Contrasting roles of Leu356 in the human CCK1 receptor for antagonist SR 27897 and agonist SR 146131 binding

A new highly specific, potent non-peptide agonist for the cholecystokinin subtype 1 receptor (CCK1), SR 146131 (2-[4-(4-chloro-2,5-dimethoxyphenyl)-5-(2-cyclohexyl-ethyl)-thiazol-2-ylcarbamoyl]-5,7-dimethyl-indol-1-yl-1-acetic acid) was recently described [Bignon, E., Bachy, A., Boigegrain, R., Brodin, R., Cottineau, M., Gully, D., Herbert, J.-M., Keane, P., Labie, C., Molimard, J.-C., Olliero, D., Oury-Donat, F., Petereau, C., Prabonneaud, V., Rockstroh, M.-P., Schaeffer, P., Servant, O.Thurneyssen, O., Soubrié, P., Pascal, M., Maffrand, J.-P., Le Fur, G., 1999. SR 146131: a new, potent, orally active and selective non-peptide cholecystokinin subtype I receptor agonist: I. In vitro studies. J. Pharmacol. Exp.
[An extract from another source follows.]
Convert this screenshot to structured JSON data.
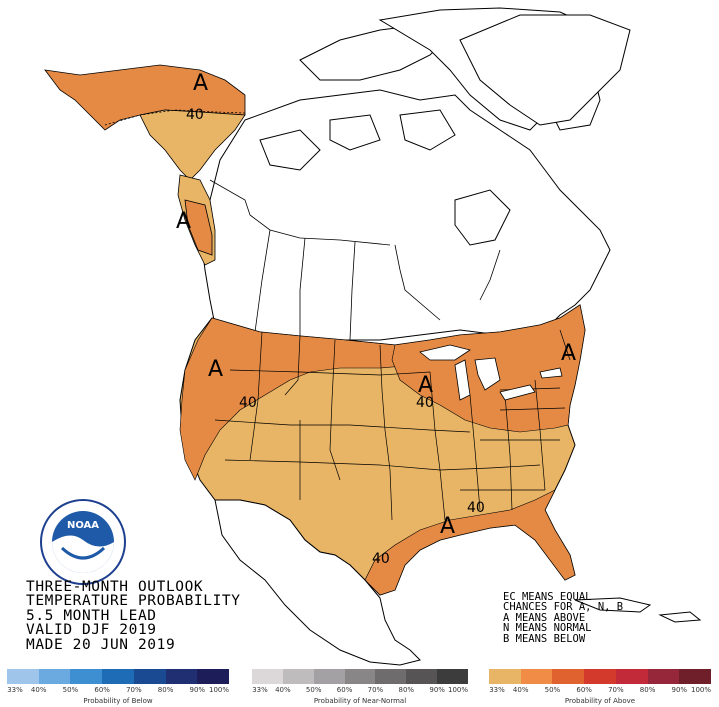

Ther. 289, 742–751]. From binding and activity assays with chimeric constructs of human CCK1 and the cholecystokinin subtype 2 receptor (CCK2) and receptors carrying point mutations, we show that Leu356, situated in transmembrane domain seven in the CCK1 receptor, is a putative contact point for SR 146131. In contrast, Leu356 is probably not in contact with the CCK1 receptor specific antagonist SR 27897 (1-[2-(4-(2-chlorophenyl)thiazol-2-yl)aminocarbonyl indoyl]acetic acid), a compound structurally related to SR 146131, since its replacement by alanine, histidine or asparagine gave receptors having wild-type CCK1 receptor SR 27897 binding affinity. Previous mutational analysis of His381, the cognate position in the rat CCK2 receptor, had implicated it as being involved in subtype specificity for SR 27897, results which we confirm with corresponding mutations in the human CCK2 receptor. Moreover, binding and activity assays with the natural CCK receptor agonist, CCK-8S, show that CCK-8S is more susceptible to the mutations in that position in the CCK1 receptor than in the CCK2 receptor. The results suggest different binding modes for SR 27897, SR 146131 and CCK-8S in each CCK receptor subtype.